You put on the clothes and you feel like Leonardo da Vinci? It’s funny, I’d say I don’t notice any differences. But one of the scriptwriters told me the other day that they can tell when I have the character’s costume and boots because the way I walk changes. I don’t understand it myself, but I get some sort of swagger. When we play a character for such a long time, there’s certain mannerisms that come up naturally, you don’t even need to think too much.

How do you cope with nude scenes?

There aren’t that many nude scenes. If well-acted, it contributes to the realism of the scene. We deal with it by laughing it off. “This is silly, I’m seeing your genitals” and we laugh. But it can be overcome.

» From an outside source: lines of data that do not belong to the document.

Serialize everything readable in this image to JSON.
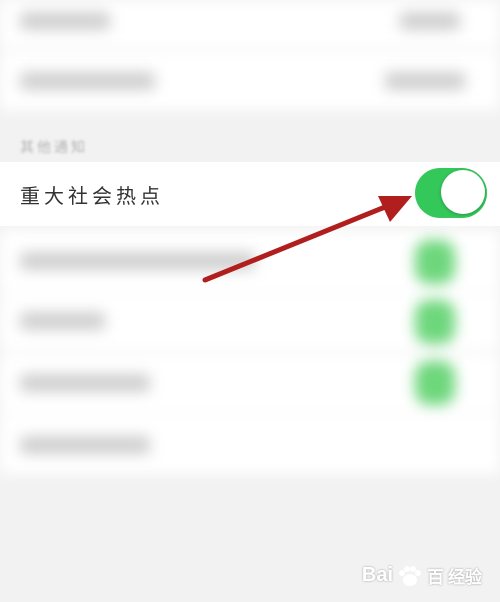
{
  "section": {
    "label": "其他通知"
  },
  "focus_row": {
    "label": "重大社会热点",
    "toggle_state": "on"
  },
  "colors": {
    "toggle_on": "#34c759",
    "arrow": "#b01e1e",
    "blurred_green": "#6ed77c"
  },
  "watermark": {
    "brand": "Bai",
    "brand2": "百",
    "sub": "经验"
  },
  "icons": [
    "paw-icon"
  ]
}
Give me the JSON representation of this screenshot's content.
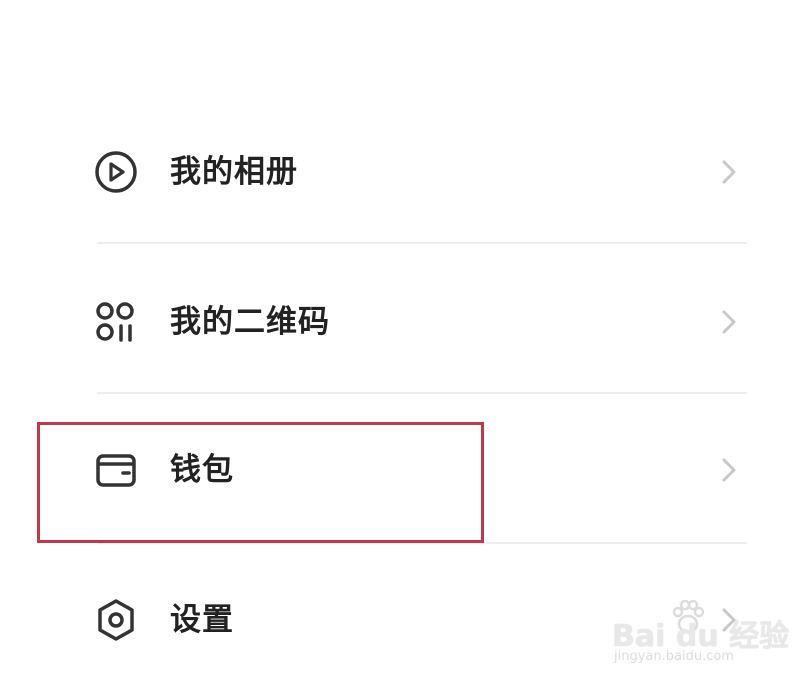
{
  "menu": {
    "items": [
      {
        "label": "我的相册",
        "icon": "play-circle-icon"
      },
      {
        "label": "我的二维码",
        "icon": "qr-dots-icon"
      },
      {
        "label": "钱包",
        "icon": "wallet-icon"
      },
      {
        "label": "设置",
        "icon": "hexagon-gear-icon"
      }
    ]
  },
  "highlight": {
    "target": "钱包",
    "color": "#c0394a"
  },
  "watermark": {
    "brand": "Bai du 经验",
    "url": "jingyan.baidu.com"
  },
  "colors": {
    "text": "#222222",
    "icon": "#333333",
    "chevron": "#c8c8c8",
    "divider": "#eeeeee"
  }
}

Do you have any recent projects?

I have some films pending but this job is so time consuming, I can’t see anyone. I talk on the phone with directors but that’s the most I can do. When we finish the shoot, I’ll take a long break, sleep a lot and then think on what to do next.

Comic Con has a lot of fans that want to interact with you.

Were you ever someone’s fan? No, not really. I’m kidding! To tell the truth, I brought several Brian K. Vaughan books to see if he can autograph them. There are incredible talents, like John Shiban, our new showrunner, who previously worked on “Breaking Bad”. Loved that show, it was fantastic. One of my favourite episodes is from season two. At a dinner with John, he was telling me about that day on set. How he coordinated the team, how he wrote, how he discussed the story with Brian Cranston and I looked like a crazy fan. I wanted him to tell me all of the details.

What do you think of this event in Portugal?

I haven't see anything yet, not until this afternoon [Sunday]. I can’t wait. We were shooting all night on Friday and we arrived on Saturday so we didn’t have any time.

You became an expert in Port wine.

Yes, and I have a huge headache. It was fantastic, we went to taste several Port wines. We thought we were done but people just brought more! We could see the various brands in the streets. It’s incredible, they look like smaller versions of the Hollywood sign! I wouldn’t say I became an expert, but I certain know more than I used to.